We have a parent BatchService that creates child Services where each individual Service is a unit of work.  A Service implementation might perform some calculation for a single employee of a large employer group.  When the individual Services are very fast and the cost of bussing them around the network is greater than the cost of processing the Service, then adding more consumers makes the BatchService run slower!  It is slower because these fine grained units of work require more queue locks, more network traffic, and more handling calls when the child Service is returned back to the parent BatchService for accumulation.

The secret, then, is to give each consumer enough work to make the overhead of bussing negligible.  That is, give each consumer a “mini-batch” of Services to run instead of sending just one Service to a consumer.

Here’s a graph of some of our benchmarks:


Some of the data surprised us.  For example, we expected 3 big batches to run fairly slowly across 11 consumers because there would be 8 consumers sitting idle, but we were not expecting 11 batches to run more slowly than 43 batches.  We thought dividing the work equally across consumers in the exact number of batches would be the lowest point on the graph.  We were wrong.  We expected the U-shape, but we thought the trough would be at a different batch size.

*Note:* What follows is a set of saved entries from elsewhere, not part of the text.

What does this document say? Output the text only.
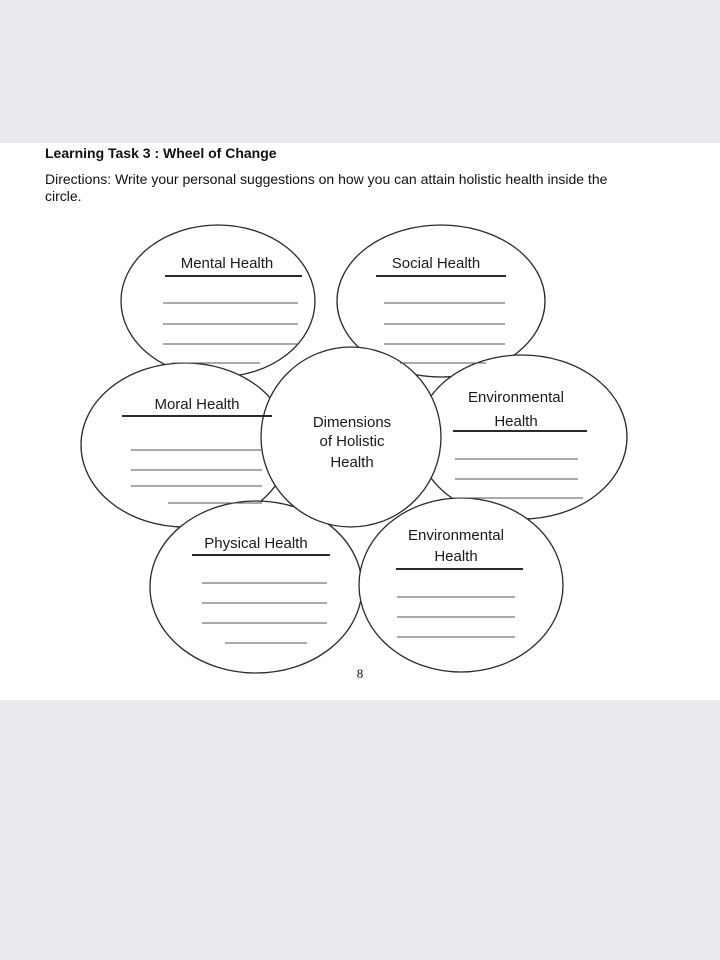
Learning Task 3 : Wheel of Change
Directions: Write your personal suggestions on how you can attain holistic health inside the circle.
8
Mental Health	Social Health
Moral Health	Environmental
Health
Physical Health	Environmental
Health
Dimensions
of Holistic
Health
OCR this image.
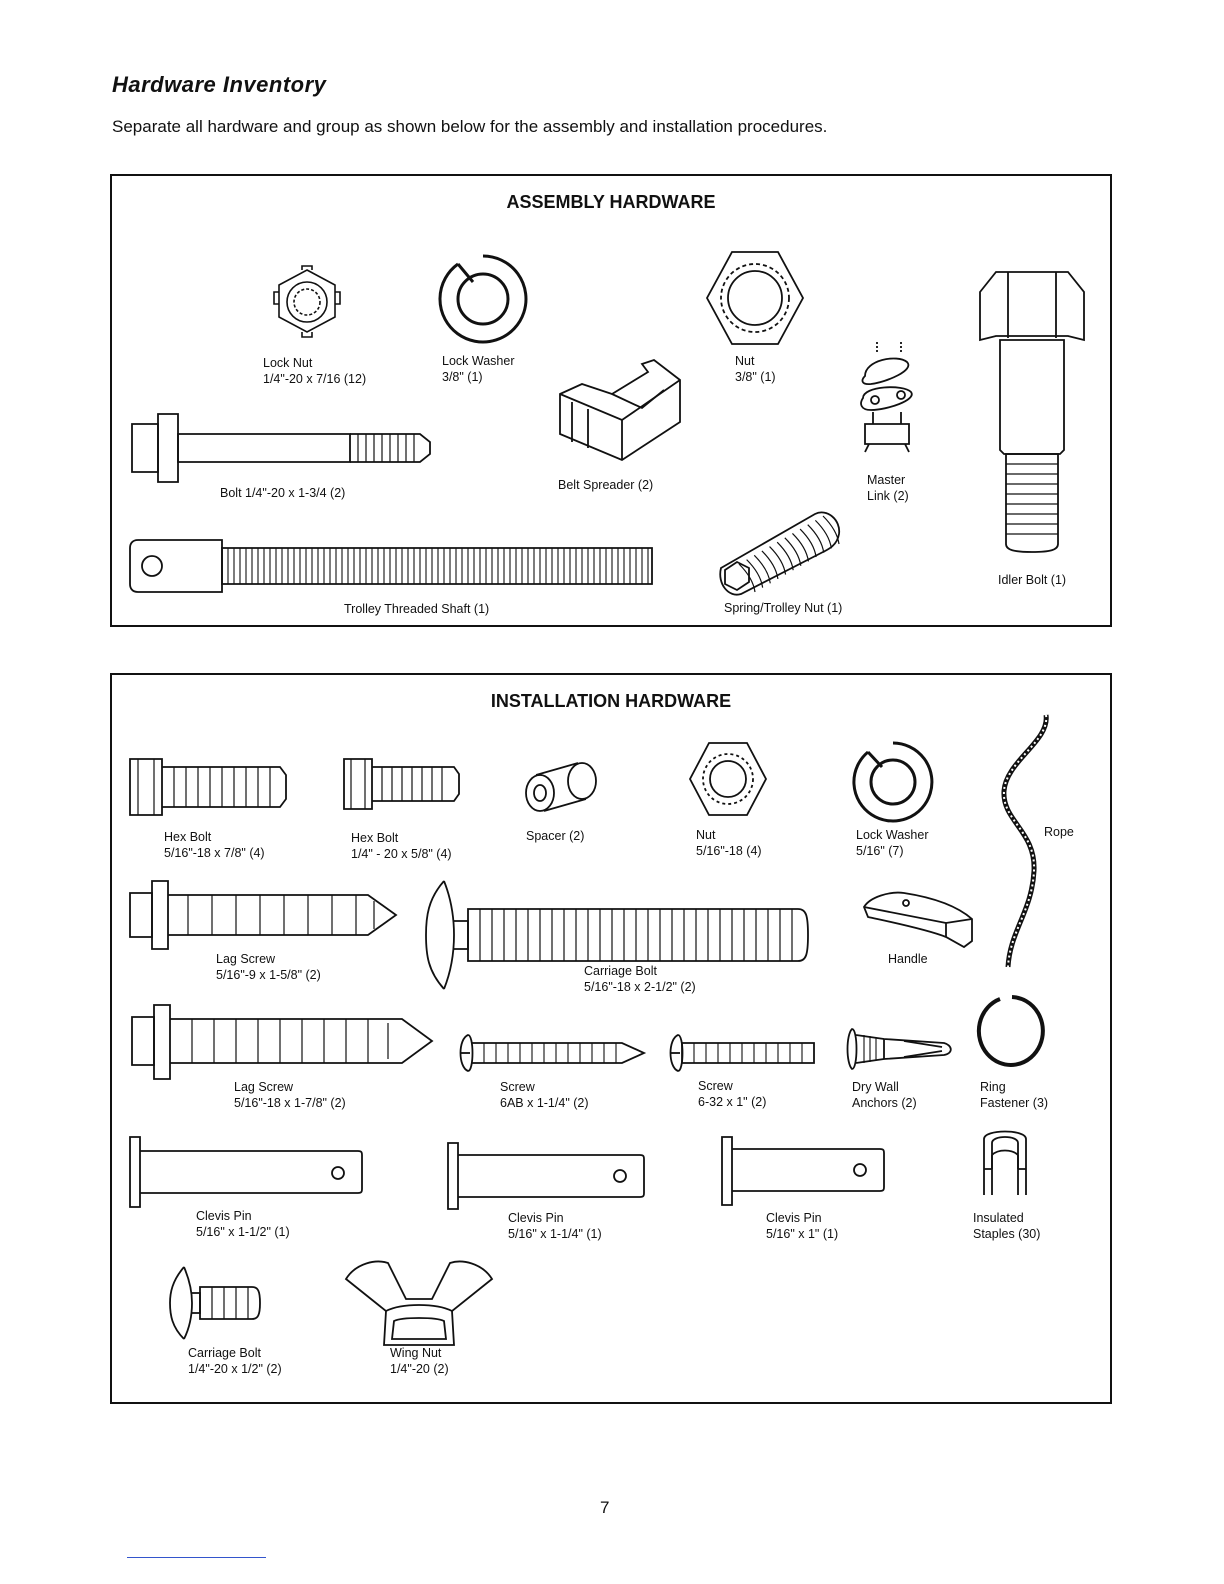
Hardware Inventory
Separate all hardware and group as shown below for the assembly and installation procedures.
ASSEMBLY HARDWARE
Lock Nut
1/4"-20 x 7/16 (12)
Lock Washer
3/8" (1)
Nut
3/8" (1)
Bolt 1/4"-20 x 1-3/4 (2)
Belt Spreader (2)	Master
Link (2)
Idler Bolt (1)
Trolley Threaded Shaft (1)	Spring/Trolley Nut (1)
INSTALLATION HARDWARE
Hex Bolt
5/16"-18 x 7/8" (4)
Hex Bolt
1/4" - 20 x 5/8" (4)
Spacer (2)	Nut
5/16"-18 (4)
Lock Washer
5/16" (7)
Rope
Lag Screw
5/16"-9 x 1-5/8" (2)	Carriage Bolt
5/16"-18 x 2-1/2" (2)
Handle
Lag Screw
5/16"-18 x 1-7/8" (2)
Screw
6AB x 1-1/4" (2)
Screw
6-32 x 1" (2)
Dry Wall
Anchors (2)
Ring
Fastener (3)
Clevis Pin
5/16" x 1-1/2" (1)
Clevis Pin
5/16" x 1-1/4" (1)
Clevis Pin
5/16" x 1" (1)
Insulated
Staples (30)
Carriage Bolt
1/4"-20 x 1/2" (2)
Wing Nut
1/4"-20 (2)
7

Our test system can only support up to 11 consumers, so we haven’t yet tested batch sizes with more than 11, but the graph implies that we’ll have a deeper trough when we add consumers and tweak the batch size.  There should be, in theory, a point where we can’t process jobs any faster due without killing the database.  I’ve warned our DBAs that we’re looking to hit that point.

If you’re doing any kind of grid computing (by way of Terracotta’s Master-Worker project, GridGain, or rolling your own), check out the effects mini-batching can have on your throughput.  You might be surprised by your benchmarking metrics!